08-12-2006 02:39 PM
08-13-2006 08:30 AM
I have attached a VI to select a portion of a wave.
Drag either cursor and it drags the "window", but keeps the duration constant.
Hold down SHIFT, and it drags only the one side, changing the duration.
Unfortunately, it's Windows only, because it uses the INPUT DEVICES functions.
If you do it with normal key-down events, it will miss a key-down or key-up even WHILE you're dragging the mouse.
Blog for (mostly LabVIEW) programmers: Tips And Tricks
08-14-2006 12:52 PM
08-14-2006 01:17 PM
If you move the START past the END, your program gets confused. I suspect it's the control itself which is confused.

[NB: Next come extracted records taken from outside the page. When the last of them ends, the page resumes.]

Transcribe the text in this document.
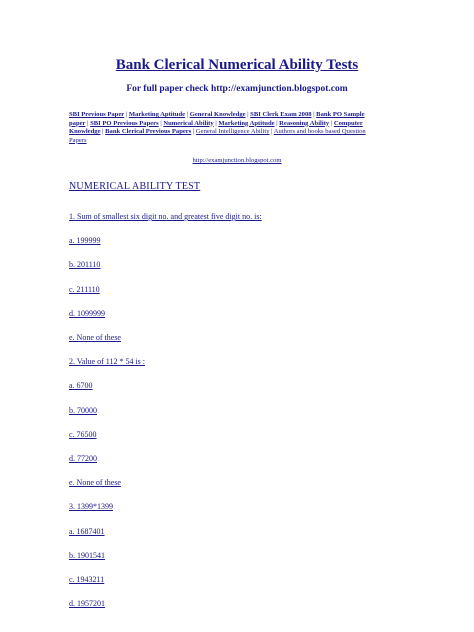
Bank Clerical Numerical Ability Tests
For full paper check http://examjunction.blogspot.com
SBI Previous Paper | Marketing Aptitude | General Knowledge | SBI Clerk Exam 2008 | Bank PO Sample paper | SBI PO Previous Papers | Numerical Ability | Marketing Aptitude | Reasoning Ability | Computer Knowledge | Bank Clerical Previous Papers | General Intelligence Ability | Authors and books based Question Papers
http://examjunction.blogspot.com
NUMERICAL ABILITY TEST
1. Sum of smallest six digit no. and greatest five digit no. is:
a. 199999
b. 201110
c. 211110
d. 1099999
e. None of these
2. Value of 112 * 54 is :
a. 6700
b. 70000
c. 76500
d. 77200
e. None of these
3. 1399*1399
a. 1687401
b. 1901541
c. 1943211
d. 1957201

Anyway, thanks for more ideas.
Blog for (mostly LabVIEW) programmers: Tips And Tricks
08-14-2006 01:44 PM
Right, the slider method is a little clunky (I'm not crazy about my method which is why I posted in the first place); probably there is a way to make sure end limit (slide) cannot go lower than start limit (slide). I will look at adding that code and re-posting. I think eventually Mike's VI will make its way to this discussion as well. In his method he showed at NI week, there was no cursor visible but I assume somehow he was doing it with cursors. The only thing you saw was the overlay window and he would mouse on that and move the window.
Don
08-14-2006 01:57 PM
Could you stretch and shrink it too?
I suppose you could do it by brute force, detecting clicks on a decoration or something on top of the graph, and moving / stretching / shrinking the decoration when the mouse moves. That's a lot of work, and you'd have to do a lot of coordinate transformation to get real data-coordinates out of it.
Blog for (mostly LabVIEW) programmers: Tips And Tricks
08-14-2006 02:02 PM
It uses a MODIFIED copy of the standard PLOT WAVEFORM vi, modified only to bring out the SCALE FACTORS so I can use them later.
It's not very pretty.
Blog for (mostly LabVIEW) programmers: Tips And Tricks
08-14-2006 02:16 PM
08-14-2006 02:34 PM
This version does some limit checking on the sliders so the end slider cannot be less than the start slider. It also now uses a 'value change' event rather than 'mouse up' event so that the overlay on the graph now slides while moving, shortening, or expanding. It may be in its optimized state right now so at this point, probably time to wait for Michael to post.